Siap Buka Kembali Kasus Penyerobotan Lahan Tahun 2020
Menanggapi kehadiran La Lama alias La Ata di Polsek Alok, pihak Dominikus Tukan berencana mengambil langkah hukum ofensif. La Lama diketahui merupakan terlapor dalam perkara penyerobotan lahan bersertifikat milik Bapak Nurbei pada tahun 2021 silam. Setelah sempat disomasi dan dilaporkan ke Polres Sikka pada Oktober 2020, La Lama dikabarkan melarikan diri dan baru muncul kembali dalam momentum laporan pengeroyokan ini.
Dominikus memastikan pihaknya akan segera mendatangi Polres Sikka untuk mengecek perkembangan dan melanjutkan perkara penyerobotan tanah tersebut. Berdasarkan regulasi hukum, masa kedaluwarsa kasus dengan ancaman pidana satu tahun adalah tujuh tahun.
”Laporan kami masuk sekitar bulan Oktober 2020 atau 2021, artinya baru berjalan sekitar 5 hingga 6 tahun. Karena belum mencapai batas kedaluwarsa 7 tahun, maka klien saya, Pak Nurbei, masih memiliki hak penuh secara hukum untuk melanjutkan perkara penyerobotan yang dilakukan oleh La Lama Cs di Polres Sikka,” tegas Dominikus.
Kumpulkan Bukti Elektronik Pengancaman Benda Tajam
Terkait duduk perkara peristiwa fisik yang terjadi pada Minggu, 7 Juni 2026 di Pulau Kambing, Dominikus menjelaskan situasi tersebut didahului oleh tindakan intimidasi menggunakan senjata tajam dari pihak pelapor, khususnya Alimin (La Limi) terhadap Bapak Nurbei.
”Kami sedang mengumpulkan data dan fakta, terutama data elektronik (rekaman) berkaitan dengan dugaan pengancaman oleh Alimin terhadap Bapak Nurbei. Saat kejadian, dia membawa parang dan mengayun-ayunkannya. Karena ada gelagat mengancam keselamatan, tindakan pengamanan parang terpaksa dilakukan. Di situlah terjadi aksi dorong-mendorong, yang kemudian diklaim sepihak oleh mereka sebagai tindakan pemukulan,” urainya.

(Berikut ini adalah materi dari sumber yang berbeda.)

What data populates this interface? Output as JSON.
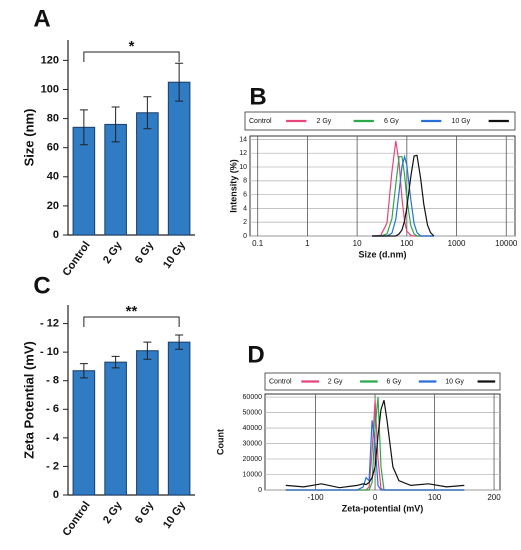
{
  "chart_data": [
    {
      "type": "bar",
      "panel_label": "A",
      "ylabel": "Size (nm)",
      "categories": [
        "Control",
        "2 Gy",
        "6 Gy",
        "10 Gy"
      ],
      "values": [
        74,
        76,
        84,
        105
      ],
      "errors": [
        12,
        12,
        11,
        13
      ],
      "color": "#2f7bc4",
      "ylim": [
        0,
        134
      ],
      "yticks": [
        0,
        20,
        40,
        60,
        80,
        100,
        120
      ],
      "annotation": "*"
    },
    {
      "type": "line",
      "panel_label": "B",
      "xlabel": "Size (d.nm)",
      "ylabel": "Intensity (%)",
      "log_x": true,
      "grid": true,
      "legend": "top",
      "x": [
        20,
        30,
        40,
        50,
        60,
        70,
        80,
        90,
        100,
        120,
        140,
        160,
        190,
        220,
        260,
        300,
        350
      ],
      "series": [
        {
          "name": "Control",
          "color": "#e8457a",
          "values": [
            0,
            0.1,
            1.9,
            9.3,
            13.8,
            10.6,
            5.4,
            2.1,
            0.7,
            0.1,
            0,
            0,
            0,
            0,
            0,
            0,
            0
          ]
        },
        {
          "name": "2 Gy",
          "color": "#2aa84a",
          "values": [
            0,
            0,
            0.3,
            2.5,
            7.5,
            11.5,
            11.5,
            8.8,
            5.5,
            1.5,
            0.3,
            0,
            0,
            0,
            0,
            0,
            0
          ]
        },
        {
          "name": "6 Gy",
          "color": "#2a6fd6",
          "values": [
            0,
            0,
            0,
            0.4,
            2.4,
            6.4,
            10.1,
            11.5,
            10.3,
            5.3,
            1.8,
            0.5,
            0,
            0,
            0,
            0,
            0
          ]
        },
        {
          "name": "10 Gy",
          "color": "#111111",
          "values": [
            0,
            0,
            0,
            0,
            0,
            0.3,
            0.9,
            2.2,
            4.1,
            8.6,
            11.6,
            11.7,
            8.3,
            4.6,
            1.6,
            0.5,
            0
          ]
        }
      ],
      "xlim": [
        0.07,
        15000
      ],
      "xticks": [
        0.1,
        1,
        10,
        100,
        1000,
        10000
      ],
      "ylim": [
        0,
        14.5
      ],
      "yticks": [
        0,
        2,
        4,
        6,
        8,
        10,
        12,
        14
      ]
    },
    {
      "type": "bar",
      "panel_label": "C",
      "ylabel": "Zeta Potential (mV)",
      "categories": [
        "Control",
        "2 Gy",
        "6 Gy",
        "10 Gy"
      ],
      "values": [
        -8.7,
        -9.3,
        -10.1,
        -10.7
      ],
      "errors": [
        0.5,
        0.4,
        0.6,
        0.5
      ],
      "color": "#2f7bc4",
      "ylim": [
        0,
        -13.3
      ],
      "yticks": [
        0,
        {
          "value": -2,
          "label": "- 2"
        },
        {
          "value": -4,
          "label": "- 4"
        },
        {
          "value": -6,
          "label": "- 6"
        },
        {
          "value": -8,
          "label": "- 8"
        },
        {
          "value": -10,
          "label": "- 10"
        },
        {
          "value": -12,
          "label": "- 12"
        }
      ],
      "annotation": "**"
    },
    {
      "type": "line",
      "panel_label": "D",
      "xlabel": "Zeta-potential (mV)",
      "ylabel": "Count",
      "log_x": false,
      "grid": true,
      "legend": "top",
      "x": [
        -150,
        -120,
        -90,
        -60,
        -30,
        -20,
        -15,
        -10,
        -5,
        0,
        5,
        10,
        15,
        20,
        30,
        40,
        60,
        90,
        120,
        150
      ],
      "series": [
        {
          "name": "Control",
          "color": "#e8457a",
          "values": [
            0,
            0,
            0,
            0,
            0,
            0,
            0,
            2000,
            25000,
            58000,
            20000,
            1000,
            0,
            0,
            0,
            0,
            0,
            0,
            0,
            0
          ]
        },
        {
          "name": "2 Gy",
          "color": "#2aa84a",
          "values": [
            0,
            0,
            0,
            0,
            0,
            0,
            0,
            0,
            5000,
            40000,
            60000,
            15000,
            0,
            0,
            0,
            0,
            0,
            0,
            0,
            0
          ]
        },
        {
          "name": "6 Gy",
          "color": "#2a6fd6",
          "values": [
            0,
            0,
            0,
            0,
            0,
            2000,
            8000,
            6000,
            45000,
            30000,
            3000,
            0,
            0,
            0,
            0,
            0,
            0,
            0,
            0,
            0
          ]
        },
        {
          "name": "10 Gy",
          "color": "#111111",
          "values": [
            3000,
            2000,
            4000,
            1500,
            3000,
            4000,
            3500,
            5000,
            8000,
            15000,
            35000,
            52000,
            58000,
            45000,
            15000,
            6000,
            3000,
            4000,
            2000,
            3000
          ]
        }
      ],
      "xlim": [
        -185,
        210
      ],
      "xticks": [
        -100,
        0,
        100,
        200
      ],
      "ylim": [
        0,
        62000
      ],
      "yticks": [
        0,
        10000,
        20000,
        30000,
        40000,
        50000,
        60000
      ]
    }
  ]
}
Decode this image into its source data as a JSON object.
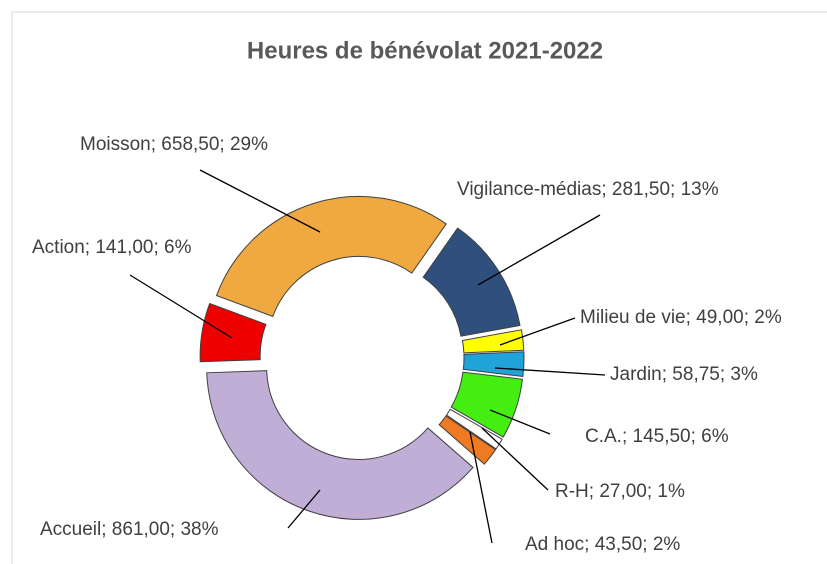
{
  "chart_data": {
    "type": "donut",
    "title": "Heures de bénévolat 2021-2022",
    "values": [
      281.5,
      49,
      58.75,
      145.5,
      27,
      43.5,
      861,
      141,
      658.5
    ],
    "value_labels": [
      "Vigilance-médias;  281,50; 13%",
      "Milieu de vie; 49,00; 2%",
      "Jardin; 58,75; 3%",
      "C.A.; 145,50; 6%",
      "R-H; 27,00; 1%",
      "Ad hoc; 43,50; 2%",
      "Accueil; 861,00; 38%",
      "Action; 141,00; 6%",
      "Moisson; 658,50; 29%"
    ],
    "colors": [
      "#2f4f7c",
      "#ffff00",
      "#1fa3d8",
      "#44ee11",
      "#ffffff",
      "#f07a22",
      "#c0aed6",
      "#ee0000",
      "#f0a840"
    ]
  }
}
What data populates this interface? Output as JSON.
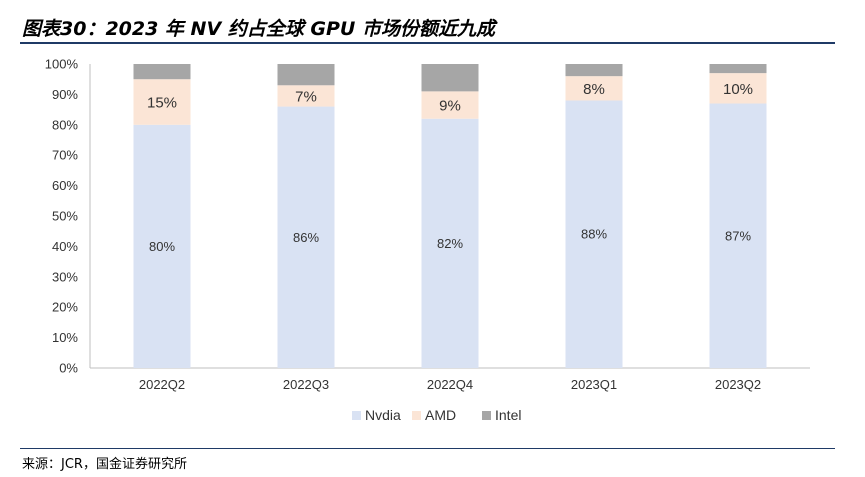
{
  "title": "图表30：2023 年 NV 约占全球 GPU 市场份额近九成",
  "source": "来源：JCR，国金证券研究所",
  "chart_data": {
    "type": "bar",
    "stacked": true,
    "categories": [
      "2022Q2",
      "2022Q3",
      "2022Q4",
      "2023Q1",
      "2023Q2"
    ],
    "series": [
      {
        "name": "Nvdia",
        "color": "#d9e2f3",
        "values": [
          80,
          86,
          82,
          88,
          87
        ],
        "labels": [
          "80%",
          "86%",
          "82%",
          "88%",
          "87%"
        ]
      },
      {
        "name": "AMD",
        "color": "#fbe5d6",
        "values": [
          15,
          7,
          9,
          8,
          10
        ],
        "labels": [
          "15%",
          "7%",
          "9%",
          "8%",
          "10%"
        ]
      },
      {
        "name": "Intel",
        "color": "#a6a6a6",
        "values": [
          5,
          7,
          9,
          4,
          3
        ],
        "labels": []
      }
    ],
    "ylim": [
      0,
      100
    ],
    "y_ticks": [
      "0%",
      "10%",
      "20%",
      "30%",
      "40%",
      "50%",
      "60%",
      "70%",
      "80%",
      "90%",
      "100%"
    ],
    "legend_position": "bottom"
  }
}
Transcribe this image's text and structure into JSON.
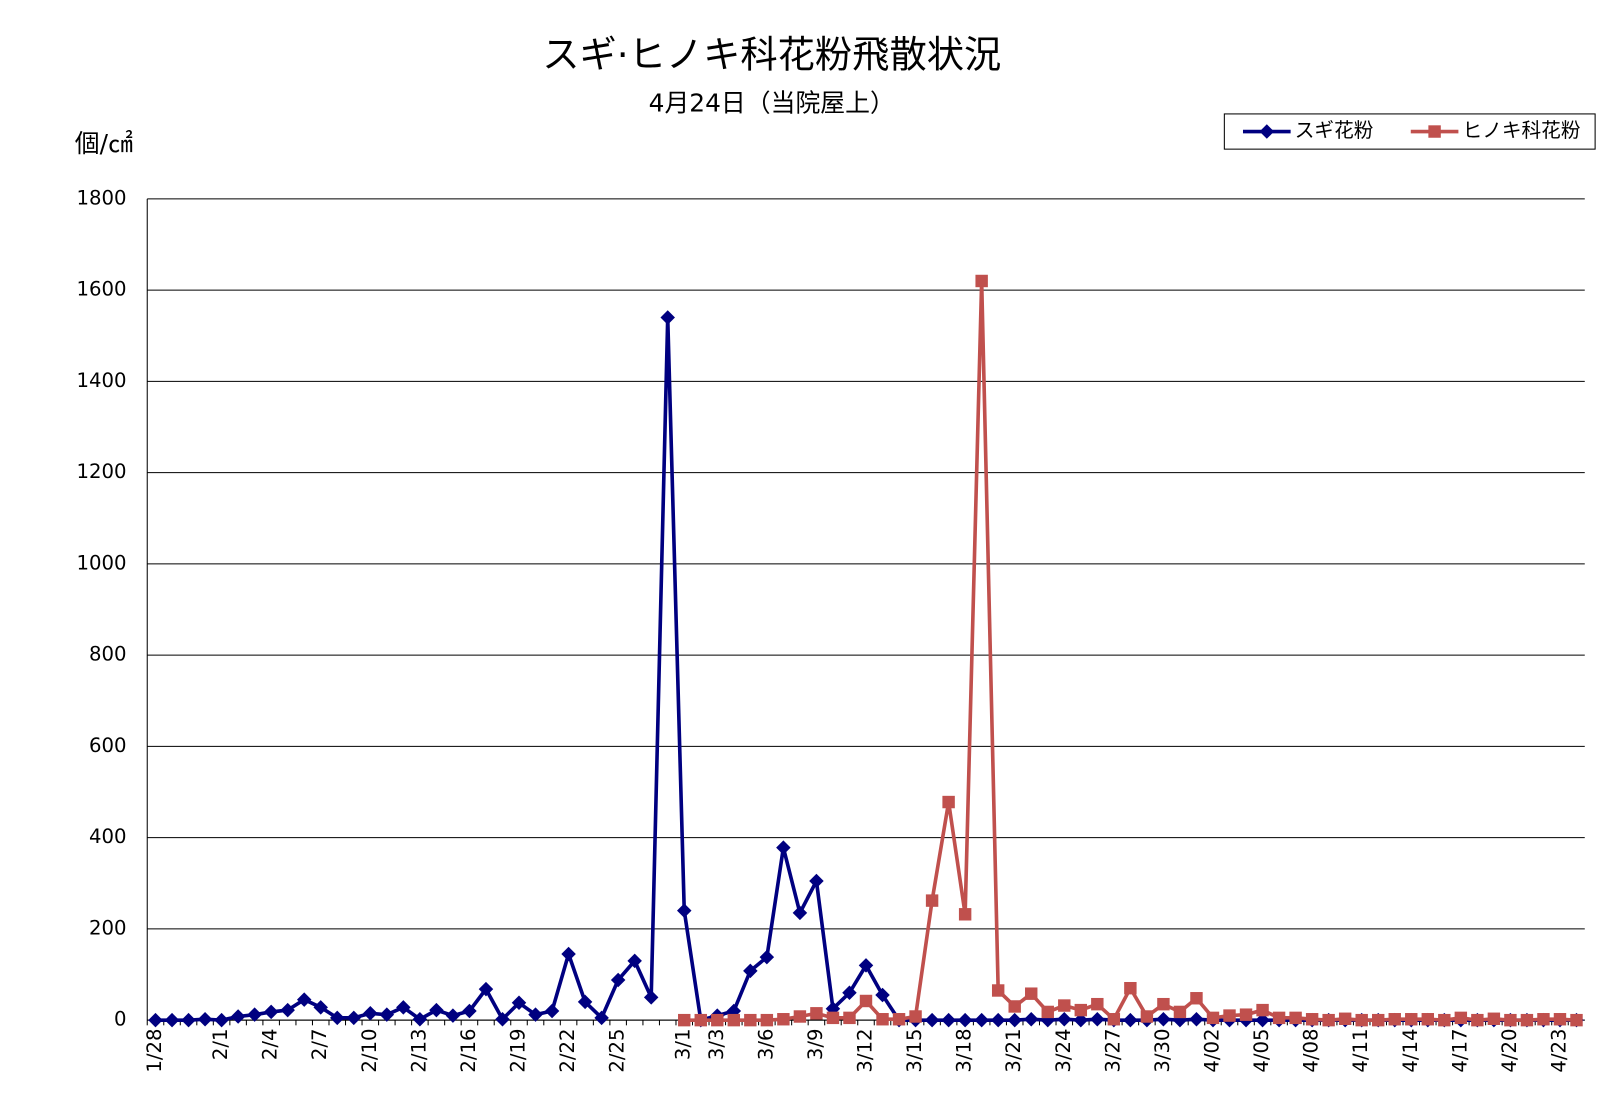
{
  "chart_data": {
    "type": "line",
    "title": "スギ·ヒノキ科花粉飛散状況",
    "subtitle": "4月24日（当院屋上）",
    "ylabel": "個/㎠",
    "categories": [
      "1/28",
      null,
      null,
      null,
      "2/1",
      null,
      null,
      "2/4",
      null,
      null,
      "2/7",
      null,
      null,
      "2/10",
      null,
      null,
      "2/13",
      null,
      null,
      "2/16",
      null,
      null,
      "2/19",
      null,
      null,
      "2/22",
      null,
      null,
      "2/25",
      null,
      null,
      null,
      "3/1",
      null,
      "3/3",
      null,
      null,
      "3/6",
      null,
      null,
      "3/9",
      null,
      null,
      "3/12",
      null,
      null,
      "3/15",
      null,
      null,
      "3/18",
      null,
      null,
      "3/21",
      null,
      null,
      "3/24",
      null,
      null,
      "3/27",
      null,
      null,
      "3/30",
      null,
      null,
      "4/02",
      null,
      null,
      "4/05",
      null,
      null,
      "4/08",
      null,
      null,
      "4/11",
      null,
      null,
      "4/14",
      null,
      null,
      "4/17",
      null,
      null,
      "4/20",
      null,
      null,
      "4/23",
      null
    ],
    "series": [
      {
        "name": "スギ花粉",
        "color": "#000080",
        "marker": "diamond",
        "values": [
          0,
          0,
          0,
          2,
          0,
          8,
          12,
          18,
          22,
          45,
          28,
          5,
          5,
          15,
          12,
          28,
          2,
          22,
          10,
          20,
          68,
          2,
          38,
          12,
          20,
          145,
          40,
          5,
          88,
          130,
          50,
          1540,
          240,
          0,
          10,
          20,
          108,
          138,
          378,
          235,
          305,
          25,
          60,
          120,
          55,
          0,
          0,
          0,
          0,
          0,
          0,
          0,
          0,
          2,
          0,
          2,
          0,
          2,
          0,
          0,
          0,
          2,
          0,
          2,
          0,
          0,
          0,
          0,
          0,
          0,
          0,
          0,
          0,
          0,
          0,
          0,
          0,
          0,
          0,
          0,
          0,
          0,
          0,
          0,
          0,
          0,
          0
        ]
      },
      {
        "name": "ヒノキ科花粉",
        "color": "#c0504d",
        "marker": "square",
        "values": [
          null,
          null,
          null,
          null,
          null,
          null,
          null,
          null,
          null,
          null,
          null,
          null,
          null,
          null,
          null,
          null,
          null,
          null,
          null,
          null,
          null,
          null,
          null,
          null,
          null,
          null,
          null,
          null,
          null,
          null,
          null,
          null,
          0,
          0,
          0,
          0,
          0,
          0,
          2,
          8,
          15,
          5,
          5,
          42,
          2,
          2,
          8,
          262,
          478,
          232,
          1620,
          65,
          30,
          58,
          18,
          32,
          22,
          35,
          2,
          70,
          8,
          35,
          18,
          48,
          5,
          10,
          12,
          22,
          5,
          5,
          2,
          0,
          3,
          0,
          0,
          2,
          2,
          2,
          0,
          5,
          0,
          3,
          0,
          0,
          2,
          2,
          0
        ]
      }
    ],
    "ylim": [
      0,
      1800
    ],
    "yticks": [
      0,
      200,
      400,
      600,
      800,
      1000,
      1200,
      1400,
      1600,
      1800
    ],
    "grid": true,
    "legend": "top-right"
  }
}
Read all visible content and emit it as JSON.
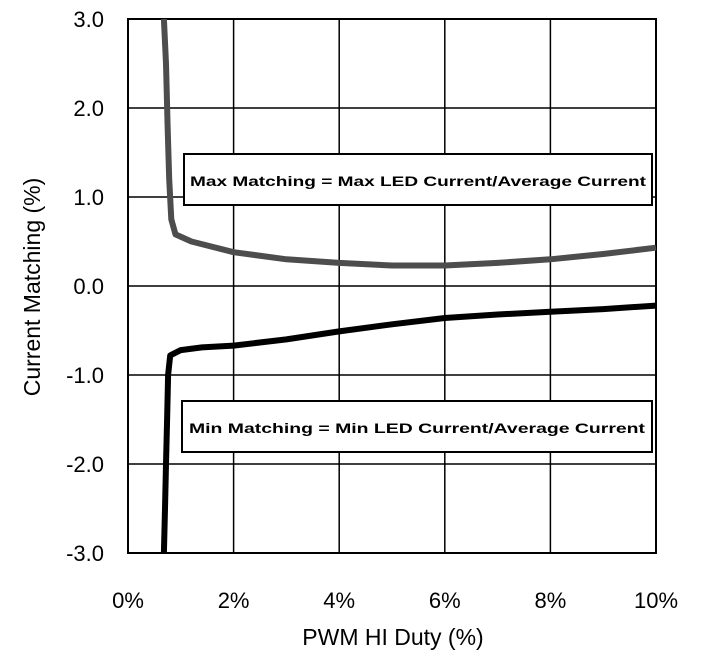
{
  "chart_data": {
    "type": "line",
    "xlabel": "PWM HI Duty (%)",
    "ylabel": "Current Matching (%)",
    "xlim": [
      0,
      10
    ],
    "ylim": [
      -3.0,
      3.0
    ],
    "grid": true,
    "x_ticks": [
      {
        "value": 0,
        "label": "0%"
      },
      {
        "value": 2,
        "label": "2%"
      },
      {
        "value": 4,
        "label": "4%"
      },
      {
        "value": 6,
        "label": "6%"
      },
      {
        "value": 8,
        "label": "8%"
      },
      {
        "value": 10,
        "label": "10%"
      }
    ],
    "y_ticks": [
      {
        "value": 3,
        "label": "3.0"
      },
      {
        "value": 2,
        "label": "2.0"
      },
      {
        "value": 1,
        "label": "1.0"
      },
      {
        "value": 0,
        "label": "0.0"
      },
      {
        "value": -1,
        "label": "-1.0"
      },
      {
        "value": -2,
        "label": "-2.0"
      },
      {
        "value": -3,
        "label": "-3.0"
      }
    ],
    "series": [
      {
        "color": "#4d4d4d",
        "points": [
          [
            0.68,
            3.0
          ],
          [
            0.72,
            2.5
          ],
          [
            0.75,
            1.8
          ],
          [
            0.78,
            1.2
          ],
          [
            0.82,
            0.75
          ],
          [
            0.9,
            0.58
          ],
          [
            1.2,
            0.5
          ],
          [
            2.0,
            0.38
          ],
          [
            3.0,
            0.3
          ],
          [
            4.0,
            0.26
          ],
          [
            5.0,
            0.23
          ],
          [
            6.0,
            0.23
          ],
          [
            7.0,
            0.26
          ],
          [
            8.0,
            0.3
          ],
          [
            9.0,
            0.36
          ],
          [
            10.0,
            0.43
          ]
        ]
      },
      {
        "color": "#000000",
        "points": [
          [
            0.68,
            -3.0
          ],
          [
            0.7,
            -2.5
          ],
          [
            0.72,
            -2.0
          ],
          [
            0.74,
            -1.5
          ],
          [
            0.76,
            -1.0
          ],
          [
            0.8,
            -0.78
          ],
          [
            1.0,
            -0.72
          ],
          [
            1.4,
            -0.69
          ],
          [
            2.0,
            -0.67
          ],
          [
            3.0,
            -0.6
          ],
          [
            4.0,
            -0.51
          ],
          [
            5.0,
            -0.43
          ],
          [
            6.0,
            -0.36
          ],
          [
            7.0,
            -0.32
          ],
          [
            8.0,
            -0.29
          ],
          [
            9.0,
            -0.26
          ],
          [
            10.0,
            -0.22
          ]
        ]
      }
    ],
    "annotations": [
      {
        "id": "max",
        "text": "Max Matching = Max LED Current/Average Current"
      },
      {
        "id": "min",
        "text": "Min Matching = Min LED Current/Average Current"
      }
    ]
  }
}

Peluang Bersyarat Restorative Justice dan Mekanisme Tipiring
Pihak Kepolisian Polsek Alok sendiri dinilai telah maksimal mengarahkan kedua belah pihak untuk menempuh keadilan restoratif (Restorative Justice) berdasarkan Perkapolri No. 8 Tahun 2021 dan Pasal 79 KUHAP Baru. Mekanisme ini mewajibkan penawaran perdamaian bahkan hingga ke tingkat persidangan oleh hakim.
”Namun, syarat utama dari kedamaian itu adalah tersangka harus ada pengakuan bersalah. Dari sisi keluarga besar klien kami, posisinya mengikuti dinamika yang ada. Jika pihak sana mau berdamai secara baik-baik, kami menyambut baik. Namun jika mereka memilih lanjut, silakan saja, itu adalah hak mereka,” imbuhnya.